Applications for unemployment benefits in the U.S. declined to the lowest level in almost two months, showing further healing in the labor market.
Jobless claims in the week ended Nov. 16 dropped by 21,000 to 323,000, the fewest since the week ended Sept. 28, from a revised 344,000 the previous week, the Labor Department said today in Washington. The median forecast of 47 economists surveyed by Bloomberg called for a drop to 335,000. Last week included the Veterans’ Day holiday, which makes adjusting the data for seasonal swings more difficult, a Labor Department spokesman said.
Rising sales going into the holiday-shopping period will probably prompt employers to keep current workers on staff to meet demand. Fewer firings may also lead to bigger gains in hiring that will help boost consumer spending, which accounts for almost 70 percent of the economy.
“We’re discounting this a little bit, only because some of this is just seasonal noise,” said Omair Sharif, a U.S. economist for RBS Securities in Stamford, Connecticut, who projected a drop in claims to 325,000. “The pace of layoffs hasn’t changed that significantly in the last few months.”
Economists’ estimates in the Bloomberg survey ranged from 323,000 to 360,000. The prior week’s claims were revised up from an initial reading of 339,000.
No states estimated the number of claims for last week, the Labor Department said.
Another report today showed wholesale prices dropped in October for a second month, showing inflation remains tame.
The 0.2 percent decrease in the producer price index followed a 0.1 percent fall the prior month, the separate Labor Department report showed. The decline matched the median estimate in a Bloomberg survey of 75 economists. The so-called core measure, which strips out volatile food and fuel, climbed 0.2 percent after a 0.1 percent gain in September.
Stock-index futures held earlier gains after the reports. The contract on the Standard & Poor’s 500 Index maturing in December rose 0.2 percent to 1,783.5 at 8:50 a.m. in New York.
The four-week average of claims, a less-volatile measure, decreased to 338,500 last week from 345,250 the prior week.
The number of people continuing to receive jobless benefits increased by 66,000 to 2.88 million in the week ended Nov. 9.
Continuing claims don’t include Americans who have exhausted their traditional state aid and are receiving emergency and extended benefits under federal programs. Those job seekers decreased by about 32,200 to 1.3 million in the week ended Nov. 2.
The unemployment rate among people eligible for benefits held at 2.2 percent in the week of Nov. 9, where it’s been since mid-September.
Forty-seven states and territories reported an increase in claims, while six reported a decrease.
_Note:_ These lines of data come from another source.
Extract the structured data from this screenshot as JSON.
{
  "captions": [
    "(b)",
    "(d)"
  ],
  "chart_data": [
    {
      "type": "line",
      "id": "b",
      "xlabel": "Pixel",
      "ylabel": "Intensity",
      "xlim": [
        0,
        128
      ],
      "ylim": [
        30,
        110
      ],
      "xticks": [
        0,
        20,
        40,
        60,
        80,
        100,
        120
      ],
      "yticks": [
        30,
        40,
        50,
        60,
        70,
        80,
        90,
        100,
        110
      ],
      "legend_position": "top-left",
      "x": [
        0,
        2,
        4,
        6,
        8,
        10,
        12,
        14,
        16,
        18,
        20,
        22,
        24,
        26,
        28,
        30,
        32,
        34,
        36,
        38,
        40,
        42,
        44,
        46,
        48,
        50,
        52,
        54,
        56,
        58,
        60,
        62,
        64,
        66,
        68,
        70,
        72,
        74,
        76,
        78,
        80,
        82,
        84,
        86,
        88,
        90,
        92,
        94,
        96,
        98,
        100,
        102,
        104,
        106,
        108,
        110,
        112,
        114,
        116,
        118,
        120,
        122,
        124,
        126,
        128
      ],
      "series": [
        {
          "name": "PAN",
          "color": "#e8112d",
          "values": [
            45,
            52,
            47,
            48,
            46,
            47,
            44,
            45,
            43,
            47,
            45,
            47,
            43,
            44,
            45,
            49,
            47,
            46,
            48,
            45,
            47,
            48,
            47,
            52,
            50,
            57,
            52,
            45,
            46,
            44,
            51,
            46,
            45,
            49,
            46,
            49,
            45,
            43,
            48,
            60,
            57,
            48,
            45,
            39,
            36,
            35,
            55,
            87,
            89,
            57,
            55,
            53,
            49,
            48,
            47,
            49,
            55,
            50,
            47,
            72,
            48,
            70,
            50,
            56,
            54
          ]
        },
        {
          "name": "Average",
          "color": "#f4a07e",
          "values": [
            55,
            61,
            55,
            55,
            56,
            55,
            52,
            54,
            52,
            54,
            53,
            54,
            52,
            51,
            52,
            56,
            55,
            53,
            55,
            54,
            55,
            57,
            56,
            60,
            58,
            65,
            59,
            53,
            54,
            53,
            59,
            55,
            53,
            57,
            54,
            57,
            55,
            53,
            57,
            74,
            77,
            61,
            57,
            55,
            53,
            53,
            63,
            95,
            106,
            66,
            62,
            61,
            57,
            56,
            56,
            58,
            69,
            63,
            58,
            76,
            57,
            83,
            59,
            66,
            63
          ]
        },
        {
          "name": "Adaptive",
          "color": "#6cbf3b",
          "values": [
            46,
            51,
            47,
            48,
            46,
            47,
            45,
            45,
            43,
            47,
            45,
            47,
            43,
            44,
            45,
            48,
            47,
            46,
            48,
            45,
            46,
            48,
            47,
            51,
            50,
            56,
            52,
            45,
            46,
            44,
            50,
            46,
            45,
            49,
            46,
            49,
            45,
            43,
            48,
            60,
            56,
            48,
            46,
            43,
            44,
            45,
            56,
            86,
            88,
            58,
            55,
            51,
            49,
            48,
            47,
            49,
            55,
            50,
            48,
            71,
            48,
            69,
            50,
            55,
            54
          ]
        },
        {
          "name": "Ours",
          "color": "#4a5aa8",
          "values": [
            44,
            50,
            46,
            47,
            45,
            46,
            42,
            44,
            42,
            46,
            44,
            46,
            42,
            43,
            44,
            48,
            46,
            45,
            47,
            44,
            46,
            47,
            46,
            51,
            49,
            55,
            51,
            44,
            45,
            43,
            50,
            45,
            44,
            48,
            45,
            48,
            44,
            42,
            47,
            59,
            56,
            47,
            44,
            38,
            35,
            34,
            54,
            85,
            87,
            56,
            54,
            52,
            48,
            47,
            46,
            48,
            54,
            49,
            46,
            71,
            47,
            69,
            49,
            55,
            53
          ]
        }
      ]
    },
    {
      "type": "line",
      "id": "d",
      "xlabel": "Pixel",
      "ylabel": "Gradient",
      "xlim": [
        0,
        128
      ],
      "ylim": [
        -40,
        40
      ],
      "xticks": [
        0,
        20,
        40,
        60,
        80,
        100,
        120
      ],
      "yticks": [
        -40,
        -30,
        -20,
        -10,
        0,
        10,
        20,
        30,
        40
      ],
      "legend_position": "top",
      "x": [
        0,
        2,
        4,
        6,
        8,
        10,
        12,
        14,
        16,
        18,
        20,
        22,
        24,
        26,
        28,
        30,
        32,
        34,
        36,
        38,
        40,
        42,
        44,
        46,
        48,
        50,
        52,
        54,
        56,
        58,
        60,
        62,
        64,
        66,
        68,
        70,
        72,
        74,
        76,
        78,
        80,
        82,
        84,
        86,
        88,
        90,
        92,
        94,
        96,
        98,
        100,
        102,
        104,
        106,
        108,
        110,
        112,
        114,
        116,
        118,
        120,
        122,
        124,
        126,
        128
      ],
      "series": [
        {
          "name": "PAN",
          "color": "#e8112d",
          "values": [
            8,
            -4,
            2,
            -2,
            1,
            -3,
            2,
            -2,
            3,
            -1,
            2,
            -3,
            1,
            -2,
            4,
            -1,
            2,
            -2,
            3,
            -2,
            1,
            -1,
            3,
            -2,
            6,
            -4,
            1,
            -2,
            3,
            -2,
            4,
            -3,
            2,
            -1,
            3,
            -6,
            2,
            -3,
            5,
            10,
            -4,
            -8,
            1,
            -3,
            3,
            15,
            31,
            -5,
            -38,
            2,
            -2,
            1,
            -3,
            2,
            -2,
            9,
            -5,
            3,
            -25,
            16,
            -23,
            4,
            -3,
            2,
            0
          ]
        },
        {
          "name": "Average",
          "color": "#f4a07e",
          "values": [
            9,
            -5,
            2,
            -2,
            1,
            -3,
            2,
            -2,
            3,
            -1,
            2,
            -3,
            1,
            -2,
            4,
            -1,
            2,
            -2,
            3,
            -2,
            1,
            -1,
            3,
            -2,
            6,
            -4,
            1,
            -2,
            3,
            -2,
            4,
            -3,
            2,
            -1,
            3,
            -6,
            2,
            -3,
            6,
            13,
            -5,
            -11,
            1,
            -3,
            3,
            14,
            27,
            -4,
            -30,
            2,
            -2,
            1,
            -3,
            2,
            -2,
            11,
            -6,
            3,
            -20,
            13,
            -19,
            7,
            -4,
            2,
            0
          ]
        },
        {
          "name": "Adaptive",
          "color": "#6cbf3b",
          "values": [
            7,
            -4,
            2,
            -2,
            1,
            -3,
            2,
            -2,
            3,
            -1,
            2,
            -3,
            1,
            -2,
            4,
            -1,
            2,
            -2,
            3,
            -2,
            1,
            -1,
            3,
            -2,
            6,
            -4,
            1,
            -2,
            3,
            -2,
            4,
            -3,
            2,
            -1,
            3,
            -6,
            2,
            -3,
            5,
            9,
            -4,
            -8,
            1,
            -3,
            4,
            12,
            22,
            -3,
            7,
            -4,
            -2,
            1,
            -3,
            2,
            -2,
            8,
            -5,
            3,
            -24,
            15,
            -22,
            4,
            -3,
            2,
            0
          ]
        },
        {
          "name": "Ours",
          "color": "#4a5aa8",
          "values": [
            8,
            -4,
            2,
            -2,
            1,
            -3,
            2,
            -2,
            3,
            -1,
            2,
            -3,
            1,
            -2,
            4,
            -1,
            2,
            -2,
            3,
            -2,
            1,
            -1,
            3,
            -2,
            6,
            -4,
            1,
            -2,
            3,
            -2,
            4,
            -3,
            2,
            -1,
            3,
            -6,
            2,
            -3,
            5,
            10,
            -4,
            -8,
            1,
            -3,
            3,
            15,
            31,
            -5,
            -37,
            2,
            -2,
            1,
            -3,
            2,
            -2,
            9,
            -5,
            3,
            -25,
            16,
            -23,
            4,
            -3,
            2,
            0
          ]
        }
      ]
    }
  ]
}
These data are reported with a one-week lag.
Federal Reserve policy makers meet next Dec. 17-18 to weigh whether economic growth and progress in the labor market merit a reduction in the $85 billion of monthly asset purchases. Fed Vice Chairman Janet Yellen, nominated to succeed Ben S. Bernanke when his term expires Jan. 31, told lawmakers last week that “supporting the recovery today is the surest path to returning to a more normal approach to monetary policy” and that the Fed “has more work to do” in boosting the expansion.
Employers added 204,000 workers to payrolls in October even as gridlock over the budget in Washington forced the partial closing of federal agencies, topping the most optimistic forecast in a survey of economists, a Nov. 8 Labor Department report showed.
Retail sales showed a stronger-than-forecast pickup in October, a positive sign for companies as shoppers enter the holiday season. The 0.4 percent increase was the most in three months and higher than the 0.1 percent median in a Bloomberg survey of 86 economists.
Consumer spending gains even amid the 16-day partial federal government shutdown are lifting the outlook for businesses such as La-Z-Boy Inc. of Monroe, Michigan.
“It isn’t anything to be alarmed about,” Chief Executive Officer Kurt Darrow said on an earnings call yesterday, referring to the shutdown’s effects. “The consumer recovered pretty nicely.”